Täglich auf Wallfahrt
Hier büßt Zarin Katharina für den Tod an ihrem Mann, werden Hitler und Stalin gemeinsam einem Hillibilli-Psychostress ausgesetzt oder gehen historische Kurtisanen täglich auf Wallfahrt. Eindrucksvoll die Begegnung der Prinzessin mit ihrem „geblendeten“ und verbannten Freund, wobei die Musik aus dem Musical „Gaudi“ (Parca Güell oder Too late) die Dramatik zusätzlich unterstreicht. Zumindest im Schmiere-Genre, folgt die Prinzessin ihrem Geliebten in den Tod. Einem Wunsch von Theo Lehner gemäß, der ebenfalls personifiziert wird („I kenn`mi mit dene kulturelle Sacha net so aus“), spielt die Vorzeitugkeit am Fuggerhof, der vor 200 Jahren die Fürstenerhebung feierte.
 
Geballte Musik und Poesie 

Geballte Musik- und Dichterfürsten mit all ihren Marotten werden dort karrikiert, jagt Goethe dem fürstlichen Gretchen hinterher, läßt Franz Schubert seine „launige Forelle“ von der Angel, widmet Beethoven seine Ode der Freude oder streut Friedrich Schiller im breiten schwäbisch seine Kritik ein. Einen Seitenhieb bekommt auch die Ballettszene ab, während „die Fugger“ für ihre Kunstbeflissenheit Lob erhalten.

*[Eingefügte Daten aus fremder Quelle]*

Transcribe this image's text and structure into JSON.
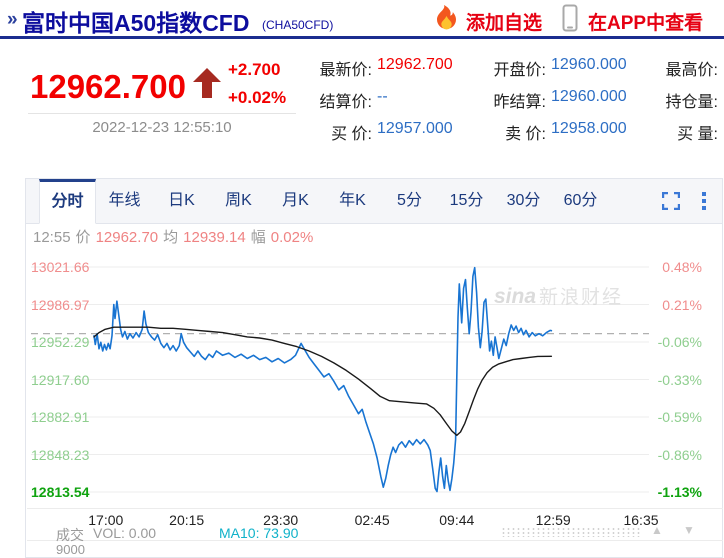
{
  "header": {
    "breadcrumb_icon": "»",
    "title": "富时中国A50指数CFD",
    "symbol": "(CHA50CFD)",
    "add_watchlist": "添加自选",
    "view_in_app": "在APP中查看"
  },
  "quote": {
    "price": "12962.700",
    "change": "+2.700",
    "change_pct": "+0.02%",
    "timestamp": "2022-12-23 12:55:10",
    "fields": [
      {
        "label": "最新价:",
        "value": "12962.700",
        "tone": "red"
      },
      {
        "label": "开盘价:",
        "value": "12960.000",
        "tone": "blue"
      },
      {
        "label": "最高价:",
        "value": "",
        "tone": "blue"
      },
      {
        "label": "结算价:",
        "value": "--",
        "tone": "blue"
      },
      {
        "label": "昨结算:",
        "value": "12960.000",
        "tone": "blue"
      },
      {
        "label": "持仓量:",
        "value": "",
        "tone": "blue"
      },
      {
        "label": "买 价:",
        "value": "12957.000",
        "tone": "blue"
      },
      {
        "label": "卖 价:",
        "value": "12958.000",
        "tone": "blue"
      },
      {
        "label": "买 量:",
        "value": "",
        "tone": "blue"
      }
    ]
  },
  "tabs": {
    "active_index": 0,
    "items": [
      "分时",
      "年线",
      "日K",
      "周K",
      "月K",
      "年K",
      "5分",
      "15分",
      "30分",
      "60分"
    ]
  },
  "chart_info": {
    "parts": [
      {
        "text": "12:55",
        "tone": "gray"
      },
      {
        "text": "价",
        "tone": "gray"
      },
      {
        "text": "12962.70",
        "tone": "salmon"
      },
      {
        "text": "均",
        "tone": "gray"
      },
      {
        "text": "12939.14",
        "tone": "salmon"
      },
      {
        "text": "幅",
        "tone": "gray"
      },
      {
        "text": "0.02%",
        "tone": "salmon"
      }
    ]
  },
  "watermark": {
    "latin": "sina",
    "cn": "新浪财经"
  },
  "footer": {
    "vol_label": "成交",
    "vol": "VOL: 0.00",
    "ma10": "MA10: 73.90",
    "partial_axis_label": "9000"
  },
  "colors": {
    "red": "#f20000",
    "link_red": "#e60012",
    "blue": "#2d6ec4",
    "navy_title": "#0d0d9e",
    "tab_navy": "#1c3a7e",
    "salmon": "#ef8383",
    "green_light": "#8fce8f",
    "green_strong": "#0fa30f",
    "gray": "#999999",
    "cyan": "#10b2c9",
    "line_blue": "#1874d2",
    "line_black": "#1a1a1a",
    "icon_blue": "#3a78d6",
    "arrow_red": "#a62a21",
    "dashed": "#b0b0b0",
    "grid": "#ededed"
  },
  "chart_data": {
    "type": "line",
    "title": "分时 intraday price vs average line",
    "x_ticks": [
      "17:00",
      "20:15",
      "23:30",
      "02:45",
      "09:44",
      "12:59",
      "16:35"
    ],
    "x_tick_pos": [
      0.121,
      0.252,
      0.404,
      0.552,
      0.689,
      0.845,
      0.987
    ],
    "y_ticks": [
      {
        "value": 13021.66,
        "pct": "0.48%",
        "tone": "up"
      },
      {
        "value": 12986.97,
        "pct": "0.21%",
        "tone": "up"
      },
      {
        "value": 12952.29,
        "pct": "-0.06%",
        "tone": "down"
      },
      {
        "value": 12917.6,
        "pct": "-0.33%",
        "tone": "down"
      },
      {
        "value": 12882.91,
        "pct": "-0.59%",
        "tone": "down"
      },
      {
        "value": 12848.23,
        "pct": "-0.86%",
        "tone": "down"
      },
      {
        "value": 12813.54,
        "pct": "-1.13%",
        "tone": "down-strong"
      }
    ],
    "prev_close": 12960.0,
    "y_top": 13021.66,
    "y_bottom": 12813.54,
    "grid": "horizontal gridlines, dashed line at previous settle 12960",
    "legend_position": "none",
    "series": [
      {
        "name": "price",
        "color_key": "line_blue",
        "width": 1.6,
        "points": [
          [
            0.102,
            12958
          ],
          [
            0.104,
            12950
          ],
          [
            0.107,
            12960
          ],
          [
            0.11,
            12946
          ],
          [
            0.113,
            12952
          ],
          [
            0.116,
            12944
          ],
          [
            0.119,
            12950
          ],
          [
            0.122,
            12945
          ],
          [
            0.125,
            12951
          ],
          [
            0.128,
            12946
          ],
          [
            0.131,
            12958
          ],
          [
            0.134,
            12987
          ],
          [
            0.136,
            12974
          ],
          [
            0.139,
            12990
          ],
          [
            0.142,
            12977
          ],
          [
            0.145,
            12964
          ],
          [
            0.148,
            12957
          ],
          [
            0.152,
            12962
          ],
          [
            0.156,
            12955
          ],
          [
            0.16,
            12960
          ],
          [
            0.165,
            12956
          ],
          [
            0.17,
            12961
          ],
          [
            0.175,
            12957
          ],
          [
            0.18,
            12964
          ],
          [
            0.183,
            12981
          ],
          [
            0.186,
            12969
          ],
          [
            0.19,
            12961
          ],
          [
            0.195,
            12957
          ],
          [
            0.2,
            12954
          ],
          [
            0.205,
            12959
          ],
          [
            0.21,
            12951
          ],
          [
            0.215,
            12947
          ],
          [
            0.22,
            12951
          ],
          [
            0.225,
            12945
          ],
          [
            0.23,
            12949
          ],
          [
            0.235,
            12944
          ],
          [
            0.24,
            12949
          ],
          [
            0.243,
            12960
          ],
          [
            0.247,
            12952
          ],
          [
            0.252,
            12947
          ],
          [
            0.258,
            12943
          ],
          [
            0.264,
            12939
          ],
          [
            0.27,
            12944
          ],
          [
            0.276,
            12939
          ],
          [
            0.282,
            12936
          ],
          [
            0.288,
            12941
          ],
          [
            0.294,
            12938
          ],
          [
            0.3,
            12944
          ],
          [
            0.31,
            12940
          ],
          [
            0.32,
            12942
          ],
          [
            0.33,
            12938
          ],
          [
            0.34,
            12941
          ],
          [
            0.35,
            12937
          ],
          [
            0.36,
            12940
          ],
          [
            0.37,
            12936
          ],
          [
            0.38,
            12938
          ],
          [
            0.39,
            12934
          ],
          [
            0.4,
            12937
          ],
          [
            0.41,
            12933
          ],
          [
            0.42,
            12936
          ],
          [
            0.428,
            12940
          ],
          [
            0.437,
            12951
          ],
          [
            0.444,
            12944
          ],
          [
            0.45,
            12938
          ],
          [
            0.458,
            12932
          ],
          [
            0.466,
            12926
          ],
          [
            0.474,
            12920
          ],
          [
            0.482,
            12923
          ],
          [
            0.49,
            12916
          ],
          [
            0.498,
            12908
          ],
          [
            0.506,
            12912
          ],
          [
            0.514,
            12902
          ],
          [
            0.522,
            12894
          ],
          [
            0.53,
            12886
          ],
          [
            0.536,
            12890
          ],
          [
            0.542,
            12878
          ],
          [
            0.548,
            12868
          ],
          [
            0.554,
            12858
          ],
          [
            0.56,
            12845
          ],
          [
            0.566,
            12828
          ],
          [
            0.57,
            12818
          ],
          [
            0.574,
            12826
          ],
          [
            0.578,
            12838
          ],
          [
            0.582,
            12848
          ],
          [
            0.586,
            12855
          ],
          [
            0.59,
            12850
          ],
          [
            0.595,
            12857
          ],
          [
            0.6,
            12860
          ],
          [
            0.606,
            12855
          ],
          [
            0.612,
            12861
          ],
          [
            0.618,
            12857
          ],
          [
            0.624,
            12862
          ],
          [
            0.63,
            12858
          ],
          [
            0.636,
            12862
          ],
          [
            0.642,
            12857
          ],
          [
            0.646,
            12852
          ],
          [
            0.65,
            12835
          ],
          [
            0.654,
            12817
          ],
          [
            0.657,
            12814
          ],
          [
            0.66,
            12832
          ],
          [
            0.663,
            12845
          ],
          [
            0.666,
            12828
          ],
          [
            0.669,
            12817
          ],
          [
            0.672,
            12838
          ],
          [
            0.675,
            12824
          ],
          [
            0.678,
            12815
          ],
          [
            0.681,
            12826
          ],
          [
            0.684,
            12840
          ],
          [
            0.687,
            12862
          ],
          [
            0.689,
            12920
          ],
          [
            0.691,
            12975
          ],
          [
            0.693,
            13006
          ],
          [
            0.695,
            12988
          ],
          [
            0.697,
            12970
          ],
          [
            0.7,
            13002
          ],
          [
            0.703,
            13010
          ],
          [
            0.706,
            12984
          ],
          [
            0.709,
            12960
          ],
          [
            0.712,
            12980
          ],
          [
            0.715,
            13013
          ],
          [
            0.718,
            13021
          ],
          [
            0.721,
            12998
          ],
          [
            0.724,
            12966
          ],
          [
            0.727,
            12947
          ],
          [
            0.73,
            12962
          ],
          [
            0.733,
            12989
          ],
          [
            0.736,
            12992
          ],
          [
            0.739,
            12968
          ],
          [
            0.742,
            12944
          ],
          [
            0.745,
            12953
          ],
          [
            0.748,
            12940
          ],
          [
            0.751,
            12957
          ],
          [
            0.754,
            12947
          ],
          [
            0.757,
            12937
          ],
          [
            0.761,
            12946
          ],
          [
            0.765,
            12955
          ],
          [
            0.769,
            12949
          ],
          [
            0.773,
            12960
          ],
          [
            0.777,
            12968
          ],
          [
            0.781,
            12963
          ],
          [
            0.785,
            12967
          ],
          [
            0.789,
            12961
          ],
          [
            0.793,
            12965
          ],
          [
            0.797,
            12959
          ],
          [
            0.801,
            12963
          ],
          [
            0.806,
            12957
          ],
          [
            0.811,
            12961
          ],
          [
            0.816,
            12958
          ],
          [
            0.822,
            12960
          ],
          [
            0.828,
            12958
          ],
          [
            0.834,
            12961
          ],
          [
            0.84,
            12963
          ],
          [
            0.842,
            12962.7
          ]
        ]
      },
      {
        "name": "average",
        "color_key": "line_black",
        "width": 1.4,
        "points": [
          [
            0.102,
            12957
          ],
          [
            0.11,
            12961
          ],
          [
            0.12,
            12964
          ],
          [
            0.134,
            12966
          ],
          [
            0.15,
            12966
          ],
          [
            0.17,
            12966
          ],
          [
            0.19,
            12966
          ],
          [
            0.21,
            12965
          ],
          [
            0.23,
            12965
          ],
          [
            0.25,
            12964
          ],
          [
            0.27,
            12963
          ],
          [
            0.29,
            12962
          ],
          [
            0.31,
            12961
          ],
          [
            0.33,
            12959
          ],
          [
            0.35,
            12957
          ],
          [
            0.37,
            12956
          ],
          [
            0.39,
            12954
          ],
          [
            0.41,
            12951
          ],
          [
            0.43,
            12948
          ],
          [
            0.45,
            12944
          ],
          [
            0.47,
            12939
          ],
          [
            0.49,
            12933
          ],
          [
            0.51,
            12926
          ],
          [
            0.53,
            12918
          ],
          [
            0.55,
            12909
          ],
          [
            0.565,
            12902
          ],
          [
            0.58,
            12898
          ],
          [
            0.6,
            12897
          ],
          [
            0.62,
            12896
          ],
          [
            0.64,
            12895
          ],
          [
            0.652,
            12891
          ],
          [
            0.662,
            12885
          ],
          [
            0.672,
            12877
          ],
          [
            0.681,
            12870
          ],
          [
            0.689,
            12866
          ],
          [
            0.695,
            12869
          ],
          [
            0.702,
            12877
          ],
          [
            0.709,
            12888
          ],
          [
            0.716,
            12899
          ],
          [
            0.723,
            12909
          ],
          [
            0.73,
            12917
          ],
          [
            0.738,
            12924
          ],
          [
            0.747,
            12929
          ],
          [
            0.757,
            12932
          ],
          [
            0.768,
            12934
          ],
          [
            0.78,
            12936
          ],
          [
            0.793,
            12937
          ],
          [
            0.806,
            12938
          ],
          [
            0.82,
            12939
          ],
          [
            0.842,
            12939.1
          ]
        ]
      }
    ]
  }
}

Allerdings zeigt auch dieser höfische Maskenball, dass das Prinzip Ruhm, Wohlstand und Macht der Dreh- und Angelpunkt ist beziehungsweise die Apanage die Heiratsziele lenkt. Niederen Trieben geht da schon eher Goethe mit „Faust III und IV“ nach, bevor das Fest unter Ausschluss des Volkes im Gobelinsaal ausklingt. Maskentechnisch setzt die Fantasiereise in die Gegenzeitigkeit der Musicalproduktion die Krone auf. Was sich dort alles im Paradies tummelt, ob Adam und Eva mit Hnadyausstattung im Mallorcaverschnitt, lautlich hervorragend abgestimmt in Szene gesetztes Getier oder ein „versehentlich heilig gesprochener“, durchs Paradies irrender Ludwig der IX. Äußerst gelungen auch der Dialog zwischen Moses, der jiddische Klänge besteuert, und Mohammed, der Professionelle Bauchtänzerinnen im Reisegepäck hat. Da kann Mutter Thersa mit ihrem Halleluja nur schlecht ausschauen, während die Paradies-Flora in den schönsten Farben erblüht.

Eindrucksvoll 

Eindrucksvoll der Erzengel Gabriel, der die Fantsie-Reisenden zu einem Paradiesischen Traum einlädt, der nur vom Dämon unterbrochen wird. Und wie immer hält der Mann der evaischen Versuchung („Iss bloß koi Obscht“) nicht stand. Gigantisch dagegen dann auch das Schlusslied, das unter dem Motto „Leben ist Liebe und Liebe ist Leben“ steht, anlehnend an den Song „Total Eclypse of the heart“, besser bekannt aus dem Musical „Tanz der Vampire“.

In Höchstform

Nicht nur hier laufen die elf Musiker, aber auch die zahlreichen Sänger unter den 45 Schauspielern zu musikalischer Höchstform auf. Überhaupt beherrscht wieder aüßerste Präzision die Schmiere-Produktion, wobei kleinere, für den Laien kaum merkliche technische Aussetzer oder dem Premierenfieber zuzuschreibende, gut überbrückte und kaum vorkommende (Lied-) Textprobleme beziehungsweise zu früh ins Paradies stürmende Gorillas dem hervorragenden, dreistündigen Gesamteindruck keinen Abbruch tun.